Rudolph M. Grasha Sr. was a mild-mannered man who was patient, kind and understanding, said Katherine Grasha, his wife of 67 years.
Grasha, 90, of Lowell, formerly of Hammond's Hessville section and East Chicago, learned to play the tamburitza, a Croatian instrument, at 9 years old.
Born and raised in Pennsylvania, Grasha played with several Croatian bands when he was older.
The couple met at a wedding July 6, 1946, in Indiana and married two months later. They had three sons. Rudolph M. Grasha Sr. played the accordion, and Jim Grasha the tamburitza.
“He taught them so much about music,” Katherine Grasha said. “My house was always full of music.”
Their youngest son Tom loved to hunt deer, fish and tinker on cars with his father.
“We had cleanest, shiniest, most beautiful cars all year long,” Katherine Grasha said. “He loved his three wonderful sons and would say, ‘I have my musicians, my hunter and my fisherman.’ He was so proud of his sons.”
Grasha loved all his grandchildren, but great-granddaughter Aubrey was his shadow, Katherine Grasha said.
“They would have tea and cookies together,” she said. “He was very patient with the children.”

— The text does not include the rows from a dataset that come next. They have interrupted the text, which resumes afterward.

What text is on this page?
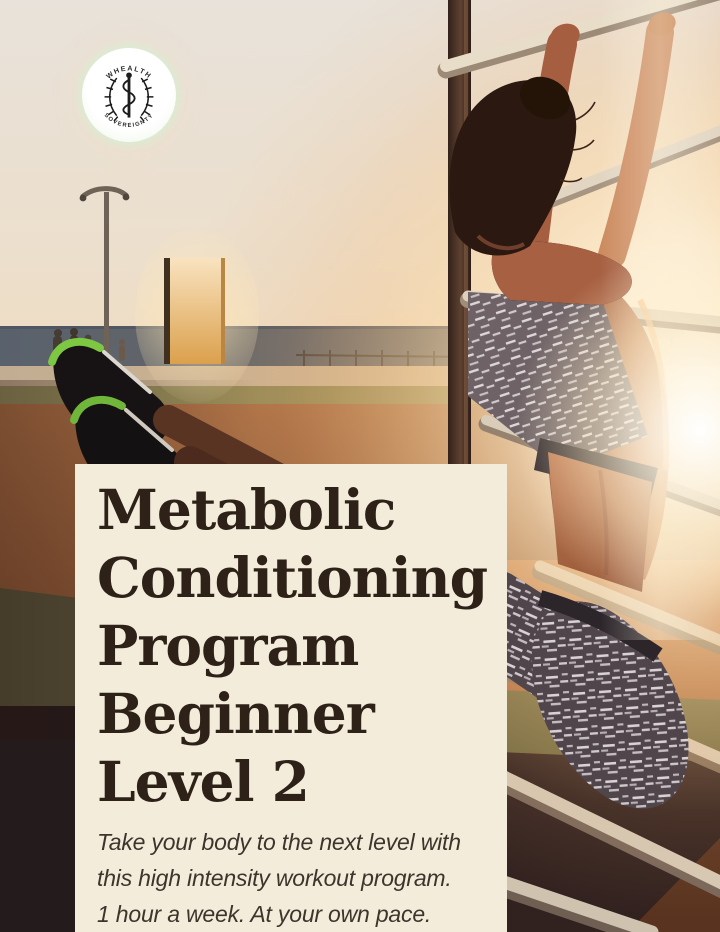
WHEALTH
SOVEREIGNTY
Metabolic
Conditioning
Program
Beginner
Level 2
Take your body to the next level with
this high intensity workout program.
1 hour a week. At your own pace.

A World War II Army veteran, Grasha served under Gen. George Patton in Germany in the artillery division. Patriotic, Grasha belonged to American Legion Posts 369 of East Chicago, 232 of Hessville and 101 of Lowell.
“He said, ‘I froze. I was hungry, but I did something for our country,’” Katherine Grasha said.
After 30 years, Grasha retired from Union Carbide Linde Air, where he filled hospital oxygen tanks. He loved football, especially the Chicago Bears.
A devout Catholic, Grasha attended Mass every Sunday.
“He said, 'We have to go to church because God loves us,” she said. “He said that is very important and the boys have to understand that religion is important to us.”
Grasha said the rosary daily on one made from flowers from when his father died.